Friday, May 23, 2014

Answer: How much does a country spend on schools?

How much a country spends on its schools isn't the only factor that determines how well the students are taught or how much they learn... but it's a measure of the investment a country chooses to place in its youth.  

Setting aside all of the debates about school policies, how can we answer these two simple questions? 

The Challenge from Wednesday had two parts:  

1.  Can you find the data on which my graph is built?  And, once you find it, can you create a chart showing the investment-per-pupil for Serbia, Singapore, US, Finland (and maybe one or two other countries of your choice)?  
2.  If you've got the time and inclination, can you discover why Singapore manages to spend so little per student, and still have a great school system?  (This is clearly extra credit.)  


The first thing I realized when setting up this question is that it's a little ambiguous.  I wrote it that way to make a point:  Many times research questions ARE ambiguous.  Part of your task as a researcher is to clarify the question itself.  

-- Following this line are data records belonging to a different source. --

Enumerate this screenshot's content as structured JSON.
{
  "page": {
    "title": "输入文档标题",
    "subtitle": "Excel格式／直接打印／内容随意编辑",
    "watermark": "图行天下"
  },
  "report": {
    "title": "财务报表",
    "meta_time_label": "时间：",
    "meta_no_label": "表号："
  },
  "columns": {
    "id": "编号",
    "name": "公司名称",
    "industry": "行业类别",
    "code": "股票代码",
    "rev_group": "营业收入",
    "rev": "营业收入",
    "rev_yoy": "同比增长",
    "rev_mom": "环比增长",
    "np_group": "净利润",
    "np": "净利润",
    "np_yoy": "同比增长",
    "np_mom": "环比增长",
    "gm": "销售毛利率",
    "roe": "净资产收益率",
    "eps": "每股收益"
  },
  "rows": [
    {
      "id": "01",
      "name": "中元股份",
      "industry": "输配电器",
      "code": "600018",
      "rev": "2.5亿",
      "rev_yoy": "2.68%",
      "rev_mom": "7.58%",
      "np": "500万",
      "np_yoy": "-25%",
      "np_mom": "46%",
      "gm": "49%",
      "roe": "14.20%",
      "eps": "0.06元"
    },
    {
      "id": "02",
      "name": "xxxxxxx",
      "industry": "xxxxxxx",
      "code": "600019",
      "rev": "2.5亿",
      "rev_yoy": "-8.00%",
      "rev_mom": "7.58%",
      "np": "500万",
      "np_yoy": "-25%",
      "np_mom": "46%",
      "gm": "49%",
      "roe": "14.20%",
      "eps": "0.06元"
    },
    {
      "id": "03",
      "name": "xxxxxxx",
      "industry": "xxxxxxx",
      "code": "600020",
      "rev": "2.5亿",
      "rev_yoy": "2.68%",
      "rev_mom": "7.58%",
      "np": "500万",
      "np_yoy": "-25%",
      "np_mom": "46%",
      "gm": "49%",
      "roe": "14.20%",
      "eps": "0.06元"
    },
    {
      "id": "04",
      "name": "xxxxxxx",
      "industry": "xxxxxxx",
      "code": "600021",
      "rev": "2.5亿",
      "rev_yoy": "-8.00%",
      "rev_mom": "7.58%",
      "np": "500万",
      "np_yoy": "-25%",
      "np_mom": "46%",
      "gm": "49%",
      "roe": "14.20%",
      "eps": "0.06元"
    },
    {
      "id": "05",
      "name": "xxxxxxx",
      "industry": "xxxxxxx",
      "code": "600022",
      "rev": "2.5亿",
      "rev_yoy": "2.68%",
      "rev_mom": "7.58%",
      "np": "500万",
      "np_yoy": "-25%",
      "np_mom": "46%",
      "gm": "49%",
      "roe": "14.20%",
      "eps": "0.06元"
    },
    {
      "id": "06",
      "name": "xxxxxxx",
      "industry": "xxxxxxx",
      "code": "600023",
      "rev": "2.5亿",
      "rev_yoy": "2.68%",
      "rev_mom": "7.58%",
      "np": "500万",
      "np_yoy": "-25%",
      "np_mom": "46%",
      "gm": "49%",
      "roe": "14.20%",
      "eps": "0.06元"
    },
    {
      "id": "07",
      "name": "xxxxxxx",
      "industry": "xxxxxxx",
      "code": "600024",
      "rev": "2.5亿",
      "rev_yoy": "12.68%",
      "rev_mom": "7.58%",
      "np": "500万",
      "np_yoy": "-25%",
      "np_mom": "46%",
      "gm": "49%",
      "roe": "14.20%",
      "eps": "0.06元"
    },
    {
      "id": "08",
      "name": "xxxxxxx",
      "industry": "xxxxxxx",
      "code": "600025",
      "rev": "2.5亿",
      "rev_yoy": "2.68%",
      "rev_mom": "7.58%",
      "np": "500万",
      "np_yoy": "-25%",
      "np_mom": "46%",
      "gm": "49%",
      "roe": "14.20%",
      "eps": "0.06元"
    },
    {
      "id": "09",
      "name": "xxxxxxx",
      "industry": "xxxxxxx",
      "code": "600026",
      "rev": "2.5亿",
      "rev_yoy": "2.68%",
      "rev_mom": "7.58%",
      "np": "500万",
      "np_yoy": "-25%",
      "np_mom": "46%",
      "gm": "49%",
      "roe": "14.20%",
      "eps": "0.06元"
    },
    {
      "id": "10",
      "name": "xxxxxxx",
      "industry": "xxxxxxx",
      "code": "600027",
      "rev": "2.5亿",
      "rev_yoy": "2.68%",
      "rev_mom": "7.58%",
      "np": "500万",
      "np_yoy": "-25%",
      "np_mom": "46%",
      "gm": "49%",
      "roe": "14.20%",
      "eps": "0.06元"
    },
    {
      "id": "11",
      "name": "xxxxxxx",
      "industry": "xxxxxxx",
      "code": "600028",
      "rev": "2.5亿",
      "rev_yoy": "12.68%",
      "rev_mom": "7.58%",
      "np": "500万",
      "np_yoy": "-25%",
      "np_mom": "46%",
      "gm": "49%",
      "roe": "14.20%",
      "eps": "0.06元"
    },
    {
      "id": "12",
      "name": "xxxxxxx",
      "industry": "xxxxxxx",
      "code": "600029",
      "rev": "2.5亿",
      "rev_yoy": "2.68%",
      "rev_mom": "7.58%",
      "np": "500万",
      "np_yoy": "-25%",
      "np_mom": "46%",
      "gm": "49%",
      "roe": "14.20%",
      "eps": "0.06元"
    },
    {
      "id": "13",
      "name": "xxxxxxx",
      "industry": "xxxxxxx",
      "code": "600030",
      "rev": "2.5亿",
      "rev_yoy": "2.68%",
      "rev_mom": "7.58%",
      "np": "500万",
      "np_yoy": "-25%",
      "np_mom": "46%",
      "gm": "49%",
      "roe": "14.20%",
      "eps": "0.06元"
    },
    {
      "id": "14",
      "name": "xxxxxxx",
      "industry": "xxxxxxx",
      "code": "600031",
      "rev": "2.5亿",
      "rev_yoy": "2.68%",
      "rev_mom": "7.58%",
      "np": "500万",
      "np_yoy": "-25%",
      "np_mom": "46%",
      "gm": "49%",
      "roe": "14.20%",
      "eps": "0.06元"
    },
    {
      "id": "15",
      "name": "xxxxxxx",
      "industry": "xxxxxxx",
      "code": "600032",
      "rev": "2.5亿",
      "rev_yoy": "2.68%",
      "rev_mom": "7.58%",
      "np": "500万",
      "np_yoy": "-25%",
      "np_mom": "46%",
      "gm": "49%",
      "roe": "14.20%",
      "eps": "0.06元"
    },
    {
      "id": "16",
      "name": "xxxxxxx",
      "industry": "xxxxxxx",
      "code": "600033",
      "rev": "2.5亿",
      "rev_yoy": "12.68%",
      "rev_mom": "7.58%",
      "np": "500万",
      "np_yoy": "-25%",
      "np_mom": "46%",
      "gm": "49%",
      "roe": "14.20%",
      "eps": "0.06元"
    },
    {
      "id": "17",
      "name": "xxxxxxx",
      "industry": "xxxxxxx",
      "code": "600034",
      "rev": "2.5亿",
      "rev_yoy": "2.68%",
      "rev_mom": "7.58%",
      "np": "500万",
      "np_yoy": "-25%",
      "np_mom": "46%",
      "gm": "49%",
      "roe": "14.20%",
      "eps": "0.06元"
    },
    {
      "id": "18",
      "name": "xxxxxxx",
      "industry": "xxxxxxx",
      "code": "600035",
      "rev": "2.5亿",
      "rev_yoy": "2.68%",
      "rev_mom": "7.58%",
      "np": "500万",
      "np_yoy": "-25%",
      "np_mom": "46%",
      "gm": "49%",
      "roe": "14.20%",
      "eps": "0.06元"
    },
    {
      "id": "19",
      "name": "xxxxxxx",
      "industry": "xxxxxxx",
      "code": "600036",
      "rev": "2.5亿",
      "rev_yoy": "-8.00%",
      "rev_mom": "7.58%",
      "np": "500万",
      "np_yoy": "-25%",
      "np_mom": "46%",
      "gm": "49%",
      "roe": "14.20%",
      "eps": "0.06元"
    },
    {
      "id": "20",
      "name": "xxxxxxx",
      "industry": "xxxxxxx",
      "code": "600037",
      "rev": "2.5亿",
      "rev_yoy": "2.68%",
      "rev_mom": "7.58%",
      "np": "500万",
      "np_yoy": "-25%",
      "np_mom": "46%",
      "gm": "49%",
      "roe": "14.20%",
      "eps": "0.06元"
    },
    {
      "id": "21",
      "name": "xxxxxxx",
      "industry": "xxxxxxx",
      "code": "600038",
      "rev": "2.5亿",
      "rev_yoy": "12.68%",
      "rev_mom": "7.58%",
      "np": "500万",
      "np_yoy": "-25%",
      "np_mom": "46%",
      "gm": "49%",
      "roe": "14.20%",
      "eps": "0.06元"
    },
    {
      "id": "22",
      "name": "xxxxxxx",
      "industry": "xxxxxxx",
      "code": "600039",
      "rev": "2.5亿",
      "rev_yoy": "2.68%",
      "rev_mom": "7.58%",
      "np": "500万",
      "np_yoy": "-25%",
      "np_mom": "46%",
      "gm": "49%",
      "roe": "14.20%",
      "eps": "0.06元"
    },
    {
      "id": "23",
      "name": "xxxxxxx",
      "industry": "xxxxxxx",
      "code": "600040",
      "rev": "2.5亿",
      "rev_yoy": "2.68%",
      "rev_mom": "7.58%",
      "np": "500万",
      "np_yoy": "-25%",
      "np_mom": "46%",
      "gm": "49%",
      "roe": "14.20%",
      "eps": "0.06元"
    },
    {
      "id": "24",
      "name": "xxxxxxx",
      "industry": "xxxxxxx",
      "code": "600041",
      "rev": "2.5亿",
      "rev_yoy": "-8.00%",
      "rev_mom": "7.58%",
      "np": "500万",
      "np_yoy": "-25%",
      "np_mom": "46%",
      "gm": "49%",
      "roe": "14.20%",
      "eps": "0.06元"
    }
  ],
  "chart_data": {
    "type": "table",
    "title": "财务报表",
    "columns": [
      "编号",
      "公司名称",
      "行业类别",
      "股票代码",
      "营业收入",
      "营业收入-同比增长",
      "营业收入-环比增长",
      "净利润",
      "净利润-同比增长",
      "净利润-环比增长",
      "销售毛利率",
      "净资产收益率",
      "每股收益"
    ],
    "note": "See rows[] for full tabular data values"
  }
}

When you start looking for data about the investment-per-pupil, are we talking about ALL students in a country?  Did I mean K-12?  How about junior colleges?  Universities?  Vocational schools?  

I started by first doing the search:  

     [ expenditure per student ] 

just to see what I'd find.  The results are pretty good:  International results from the World Bank (#2 below) are mixed in with US states results.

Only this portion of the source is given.